Websites can be powerful marketing tools, and splash pages shouldn’t be overlooked. Taking the time to ensure that your website is structured in the best way possible will help you streamline visitor journeys, and ultimately allow you to drive better results.
In this article, we explore splash pages, why they can be so beneficial, and how to apply them to your own website.
First things first. Let’s dive into exactly what we mean when we use the term “splash page”.
Splash pages are a little like pop-ups, and there are a few elements that make a splash page unique:
- It’s presented automatically when you open a website
- It requires you to manually close it to get to the main website
- It’s used to either offer essential information to visitors or collect user information
However, just like pop-ups, you need to be careful with splash pages because they can create a negative user experience if not used correctly.
Only use your splash page to offer key information or to provide visitors with a high level of value in exchange for data.
For example, splash pages may be used to:
- Collect age information (for age-sensitive websites)
- Provide a warning (for websites with sensitive content)
- Offer a discount, download, or reward (in exchange for data such as an email address)
- Give website requirement information (such as software you need to view the website)
- Encourage sign-ups to your newsletter
- Make an announcement (such as sales or product launches)
- Direct traffic (such as asking the user if they would like to view the country-specific version of a website)
Take a look at this example of a splash page below:
At this point you might be thinking that a splash page looks great, but do you know the difference between a splash page, landing page, and homepage?
We answer this question below:
|Splash Page||Homepage|| Landing Page |
|One specific purpose (collect data or communicate essential information)||Multiple purposes|| One specific purpose - collect data (via lead magnets such as contests, ebook downloads or webinar registrations) |
|Designed to be navigated away from (to homepage)||Designed to navigate to various parts of the website (lots of links)|| Designed to keep attention (usually no links) |
|Layered over homepage|| Separate from homepage |
Is a splash page right for you? We cover some of the positives and negatives of using this website tool below:
Pros of Using a Splash Page
Splash pages are a great way to grab the attention of your website visitors. This is because visitors can’t run from your splash page. It will automatically appear once they open your site.

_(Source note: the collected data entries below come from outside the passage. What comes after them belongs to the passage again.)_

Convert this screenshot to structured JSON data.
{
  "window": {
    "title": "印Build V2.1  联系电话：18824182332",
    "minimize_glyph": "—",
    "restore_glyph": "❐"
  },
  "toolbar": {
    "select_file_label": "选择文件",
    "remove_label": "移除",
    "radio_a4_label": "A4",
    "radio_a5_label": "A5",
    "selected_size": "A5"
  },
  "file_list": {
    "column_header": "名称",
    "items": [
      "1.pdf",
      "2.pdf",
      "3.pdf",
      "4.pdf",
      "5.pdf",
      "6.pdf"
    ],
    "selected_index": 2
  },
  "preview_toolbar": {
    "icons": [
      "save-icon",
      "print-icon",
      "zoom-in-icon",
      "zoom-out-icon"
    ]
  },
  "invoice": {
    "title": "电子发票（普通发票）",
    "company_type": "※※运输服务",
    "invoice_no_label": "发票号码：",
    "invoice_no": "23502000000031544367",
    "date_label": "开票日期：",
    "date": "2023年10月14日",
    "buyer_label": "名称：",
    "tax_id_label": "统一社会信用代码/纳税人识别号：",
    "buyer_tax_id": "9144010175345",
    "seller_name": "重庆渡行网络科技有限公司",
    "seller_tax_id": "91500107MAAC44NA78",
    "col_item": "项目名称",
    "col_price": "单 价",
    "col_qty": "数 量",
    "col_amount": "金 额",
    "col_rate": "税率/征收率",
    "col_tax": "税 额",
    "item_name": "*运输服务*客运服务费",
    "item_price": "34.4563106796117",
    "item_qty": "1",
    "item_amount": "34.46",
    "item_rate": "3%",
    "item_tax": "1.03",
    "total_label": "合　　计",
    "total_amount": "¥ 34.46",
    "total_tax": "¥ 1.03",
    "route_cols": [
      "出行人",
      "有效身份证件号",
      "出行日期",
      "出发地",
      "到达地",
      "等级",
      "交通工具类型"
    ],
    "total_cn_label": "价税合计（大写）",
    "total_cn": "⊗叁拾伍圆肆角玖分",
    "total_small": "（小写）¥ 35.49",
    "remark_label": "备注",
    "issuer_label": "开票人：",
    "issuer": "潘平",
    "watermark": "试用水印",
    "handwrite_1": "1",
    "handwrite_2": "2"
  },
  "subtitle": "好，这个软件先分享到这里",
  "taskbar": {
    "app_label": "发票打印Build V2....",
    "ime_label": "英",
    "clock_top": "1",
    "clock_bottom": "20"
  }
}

In reality, there are few opportunities to gain customer attention to the same degree as a splash page. Even pop-ups, which function in a similar way, allow visitors to close or navigate away from your site before the message is presented to them.
Communicate Key Messages
With all of the attention it commands, a splash page is by far the best way to communicate key messages. This is especially important in cases where those messages are essential to the user experience.
For example, websites that require age verification have little option but to use a splash page of some sort. Equally, if there are technical requirements to even access a website, then using a splash page to inform visitors will help generate a smooth user experience.
What is most important to your business right now?
Driving sales? Getting email sign ups? Ensuring a smooth customer experience?
Whatever it is, that’s exactly what you should be using your splash page for. Your splash page ensures that your most important aim, whether that be collecting data or telling people about an upcoming sale, is seen by every single website visitor.
Cons of Using a Splash Page
The big downside to using a splash page is the potential to frustrate visitors.
When someone visits your website it’s usually for a reason. They’re looking for information or want to make a purchase. So, when you throw a splash page at them, you’re adding an extra step that they need to complete in order to achieve their ultimate goal.
This can slow visitors down and ultimately frustrate them. In turn, this increases the likelihood that they’ll leave your site without completing any action.
However, you can mitigate this risk by ensuring that your splash page is either 100% essential or provides visitors with a very high level of value.
You’ve probably already figured out how to host a website, and you’ve built a brilliant website for your business. Now you’re here learning about splash pages! So, what makes a fantastic splash page?
We’ve already mentioned (several times) that a splash page should be used to communicate essential information or offer visitors a high level of value in exchange for data. Once you have the right message, you can start to think about exactly what you want to include on your splash page.
Luckily, a great splash page is all about keeping things simple. Here are a few ideas about what to include:
- A simple design
- A small amount of high-impact copy
- A relevant, interesting, and high resolution image to grab attention
- A powerful Call To Action (CTA)
- A link or “close” button to take viewers to the main website
Although simple, taking time and care to make sure that every element of your splash page is perfect will help you drastically improve results. Want more inspiration? Take a look at these splash page examples.
Advice from the Experts
Top Tip: When using splash pages, it’s important to monitor your website analytics to ensure that it’s actually driving the desired results without impacting your site negatively.
It’s clear that splash pages can be a great way for websites to communicate important messages and drive the most valuable results. This guide has walked you through everything you need to know about splash pages, including the positives and negatives of the feature, and top tips on what to include when you create your own. As a reminder, keep things simple, essential, and attention-grabbing.